FIG. 4 is a diagram showing a node centroid table.

FIG. 5 is a diagram showing an adjacent point table.

FIG. 6 is a diagram showing an arc table.

FIG. 7 is a diagram showing a relationship between arcs and nodes according to the present embodiment.

FIG. 8 is a diagram illustrating a condition 1-1.

FIG. 9 is a diagram illustrating a condition 1-2.

FIG. 10 is a diagram illustrating a condition 1-3.

FIG. 11 is a diagram illustrating a condition 2-1.

FIG. 12 is a diagram illustrating a condition 2-2.

FIG. 13 is a diagram illustrating a condition 3-1.

FIG. 14 is a diagram illustrating a condition 3-2.

FIG. 15 is a diagram illustrating a condition 4;

FIG. 16 is a diagram showing an image display of an array structure of arcs and nodes in the stitch of this embodiment.

FIG. 17 is a diagram showing a method of photographing a knitted fabric.
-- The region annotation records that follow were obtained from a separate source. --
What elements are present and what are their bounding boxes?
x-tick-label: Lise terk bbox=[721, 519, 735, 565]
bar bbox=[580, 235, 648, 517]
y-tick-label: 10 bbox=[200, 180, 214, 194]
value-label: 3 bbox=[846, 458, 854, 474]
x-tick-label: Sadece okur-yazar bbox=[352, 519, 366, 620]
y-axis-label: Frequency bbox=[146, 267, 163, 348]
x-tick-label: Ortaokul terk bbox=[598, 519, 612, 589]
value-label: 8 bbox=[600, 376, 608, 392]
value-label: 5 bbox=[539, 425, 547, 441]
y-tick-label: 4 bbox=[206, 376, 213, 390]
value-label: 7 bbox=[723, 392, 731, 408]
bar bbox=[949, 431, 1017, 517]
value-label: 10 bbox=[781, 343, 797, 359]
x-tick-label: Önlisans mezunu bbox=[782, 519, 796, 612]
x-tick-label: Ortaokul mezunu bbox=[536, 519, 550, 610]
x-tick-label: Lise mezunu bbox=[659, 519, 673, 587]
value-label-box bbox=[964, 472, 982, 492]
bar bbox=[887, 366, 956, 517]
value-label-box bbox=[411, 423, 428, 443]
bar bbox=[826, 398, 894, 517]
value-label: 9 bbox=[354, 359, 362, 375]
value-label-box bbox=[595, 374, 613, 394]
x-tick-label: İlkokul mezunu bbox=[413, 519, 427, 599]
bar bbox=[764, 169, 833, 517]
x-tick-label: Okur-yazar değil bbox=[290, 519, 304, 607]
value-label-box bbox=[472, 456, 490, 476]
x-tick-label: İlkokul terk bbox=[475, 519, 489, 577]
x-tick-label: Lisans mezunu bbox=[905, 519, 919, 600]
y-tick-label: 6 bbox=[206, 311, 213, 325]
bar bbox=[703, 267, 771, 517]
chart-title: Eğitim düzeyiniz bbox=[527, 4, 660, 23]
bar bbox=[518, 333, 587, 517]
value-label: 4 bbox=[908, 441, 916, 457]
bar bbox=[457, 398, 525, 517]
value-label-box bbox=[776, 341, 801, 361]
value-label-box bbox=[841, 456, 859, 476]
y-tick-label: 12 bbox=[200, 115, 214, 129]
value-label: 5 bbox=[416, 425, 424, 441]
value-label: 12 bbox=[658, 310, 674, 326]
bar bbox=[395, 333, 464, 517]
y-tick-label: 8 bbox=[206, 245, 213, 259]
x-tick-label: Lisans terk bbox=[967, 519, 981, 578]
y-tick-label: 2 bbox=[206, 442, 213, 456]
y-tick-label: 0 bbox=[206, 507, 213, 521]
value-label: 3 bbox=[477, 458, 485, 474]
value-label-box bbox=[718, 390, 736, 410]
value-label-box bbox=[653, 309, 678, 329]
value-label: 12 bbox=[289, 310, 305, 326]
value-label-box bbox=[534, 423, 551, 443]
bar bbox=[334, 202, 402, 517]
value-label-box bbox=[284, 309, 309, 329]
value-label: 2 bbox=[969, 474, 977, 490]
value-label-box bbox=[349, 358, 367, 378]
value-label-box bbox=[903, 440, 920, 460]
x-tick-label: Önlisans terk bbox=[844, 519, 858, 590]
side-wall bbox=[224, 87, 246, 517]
FIG. 18 is a diagram showing stitches.

[Explanation of symbols]

 100 image input means 200 contour extraction means 300 barycentric position detection means 400 network setting start point determination means 500 network setting means 600 recognition means 700 output means 1 central processing unit (CPU) 2 image processor 3 image processing memory 4 lead Only memory (ROM) 5 Random access memory (RAM) 6 Input / output interface (I / O) 7 Bus 8 Imaging device 9 Keyboard 10 Display device

Claims (2)

[Claims] 1. A contour of each of the patterns is extracted from an image signal having a plurality of patterns arranged according to a certain rule, and barycentric positions within a range surrounded by the contours are detected, and each barycentric position is used as a node. , A line segment connecting an arbitrary center-of-gravity position and an adjacent center-of-gravity position as an arc, the network is sequentially expanded from a network setting start point based on a predetermined relative positional relationship condition based on the above-mentioned certain rule, and this network is expanded. An arrangement recognition method characterized by recognizing an array of images based on the. 2. An image inputting means, a contour line extracting means for extracting a contour of a pattern from an image signal inputted from the image inputting means, and a center of gravity for detecting and storing a barycentric position of a range surrounded by the contour. Position setting means, a center of gravity position as a node, a line segment connecting an arbitrary center of gravity position and its adjacent center of gravity position as an arc, and a network setting start for determining a predetermined node for setting a network of nodes and arcs The point determining means, the network setting means for sequentially expanding the network from the network setting start point based on a predetermined relative positional relationship condition, and setting the network within the range of the image signal, and the network setting means. A recognition means for recognizing the arrangement of images based on the recognition means; and an output means for outputting the result recognized by the recognition means. An image recognition device characterized by the following.